No, definitely not. I would argue that even in revolutions, the revolutionaries aren’t the aggressor, that is they aren’t the party striking first, they are the ones revolting against serious egregious actions perpetrated against the people by the ones in power
Countries who strike first haven’t any morally just case no matter how they phrase the reasons. See the Germans in world war two, see the Japonese against the Chinese and the United States, France during the Napoleonic Wars, I believe the inferences are fairly obvious. The countries who joined in to help the aggrieved parties had more justification in striking because their’s was a defensive one.
By striking first, one removes any possible vindication. I think that we have, as a nation, been at war for far too long. I think that war unfortunately changes a nation’s people for both the good and the bad. It also depletes a nation’s resources in so many ways; human resources, financial resources and psychologically.

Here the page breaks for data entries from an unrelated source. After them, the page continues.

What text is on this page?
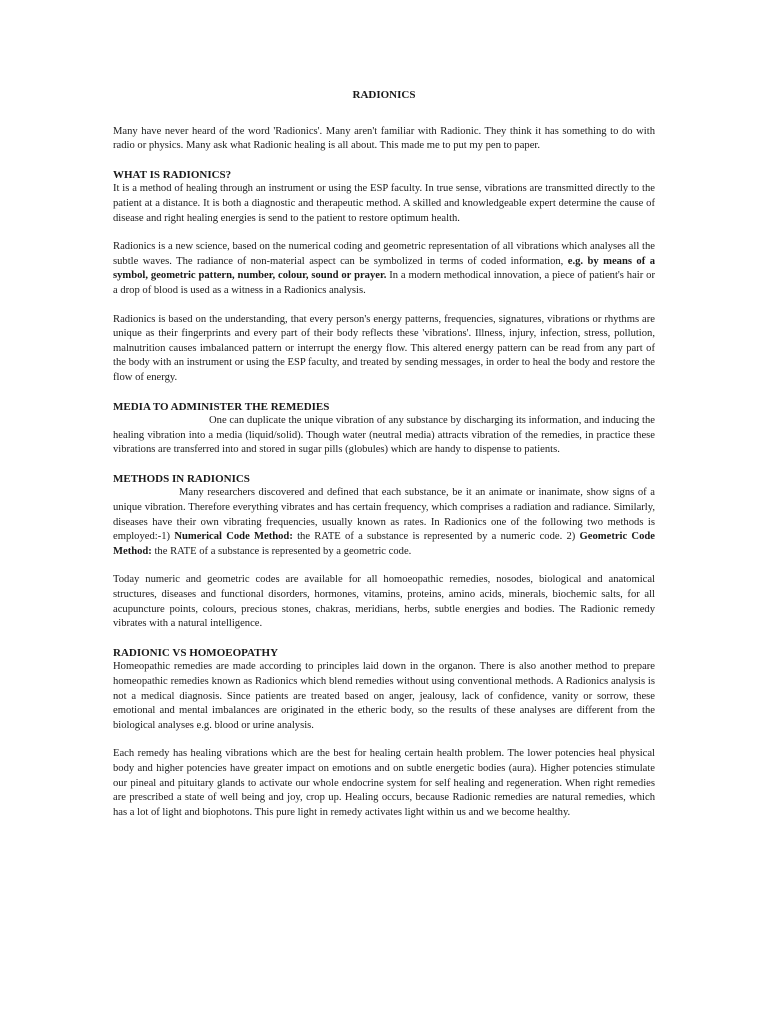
RADIONICS

Many have never heard of the word 'Radionics'. Many aren't familiar with Radionic. They think it has something to do with radio or physics. Many ask what Radionic healing is all about. This made me to put my pen to paper.

WHAT IS RADIONICS?

It is a method of healing through an instrument or using the ESP faculty. In true sense, vibrations are transmitted directly to the patient at a distance. It is both a diagnostic and therapeutic method. A skilled and knowledgeable expert determine the cause of disease and right healing energies is send to the patient to restore optimum health.

Radionics is a new science, based on the numerical coding and geometric representation of all vibrations which analyses all the subtle waves. The radiance of non-material aspect can be symbolized in terms of coded information, e.g. by means of a symbol, geometric pattern, number, colour, sound or prayer. In a modern methodical innovation, a piece of patient's hair or a drop of blood is used as a witness in a Radionics analysis.

Radionics is based on the understanding, that every person's energy patterns, frequencies, signatures, vibrations or rhythms are unique as their fingerprints and every part of their body reflects these 'vibrations'. Illness, injury, infection, stress, pollution, malnutrition causes imbalanced pattern or interrupt the energy flow. This altered energy pattern can be read from any part of the body with an instrument or using the ESP faculty, and treated by sending messages, in order to heal the body and restore the flow of energy.

MEDIA TO ADMINISTER THE REMEDIES

One can duplicate the unique vibration of any substance by discharging its information, and inducing the healing vibration into a media (liquid/solid). Though water (neutral media) attracts vibration of the remedies, in practice these vibrations are transferred into and stored in sugar pills (globules) which are handy to dispense to patients.

METHODS IN RADIONICS

Many researchers discovered and defined that each substance, be it an animate or inanimate, show signs of a unique vibration. Therefore everything vibrates and has certain frequency, which comprises a radiation and radiance. Similarly, diseases have their own vibrating frequencies, usually known as rates. In Radionics one of the following two methods is employed:-1) Numerical Code Method: the RATE of a substance is represented by a numeric code. 2) Geometric Code Method: the RATE of a substance is represented by a geometric code.

Today numeric and geometric codes are available for all homoeopathic remedies, nosodes, biological and anatomical structures, diseases and functional disorders, hormones, vitamins, proteins, amino acids, minerals, biochemic salts, for all acupuncture points, colours, precious stones, chakras, meridians, herbs, subtle energies and bodies. The Radionic remedy vibrates with a natural intelligence.

RADIONIC VS HOMOEOPATHY

Homeopathic remedies are made according to principles laid down in the organon. There is also another method to prepare homeopathic remedies known as Radionics which blend remedies without using conventional methods. A Radionics analysis is not a medical diagnosis. Since patients are treated based on anger, jealousy, lack of confidence, vanity or sorrow, these emotional and mental imbalances are originated in the etheric body, so the results of these analyses are different from the biological analyses e.g. blood or urine analysis.

Each remedy has healing vibrations which are the best for healing certain health problem. The lower potencies heal physical body and higher potencies have greater impact on emotions and on subtle energetic bodies (aura). Higher potencies stimulate our pineal and pituitary glands to activate our whole endocrine system for self healing and regeneration. When right remedies are prescribed a state of well being and joy, crop up. Healing occurs, because Radionic remedies are natural remedies, which has a lot of light and biophotons. This pure light in remedy activates light within us and we become healthy.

What is making me nervous is that the republican presidential candidates are starting to spout the same aggressive rhetoric about Iran that was said about Iraq before we invaded. The candidates themselves aren’t capable of doing anything to back up their rhetoric, but throwing those words out into the atmosphere for republican senators such as Lindsey Graham to hear and obsess over in Washington.
This prompt is a perfect opening for a full discussion of the ongoing developing situation between Israel and Iran. The hawks in the U.S military and the hawks in Israel are never far from the surface in the political circles so it does lend itself to some anxiety.
I would hope that we would have learned our lessons from the Iraqi invasion and the Afghanistan war. You cannot predict how any war will turn out as we have discovered unfortunately.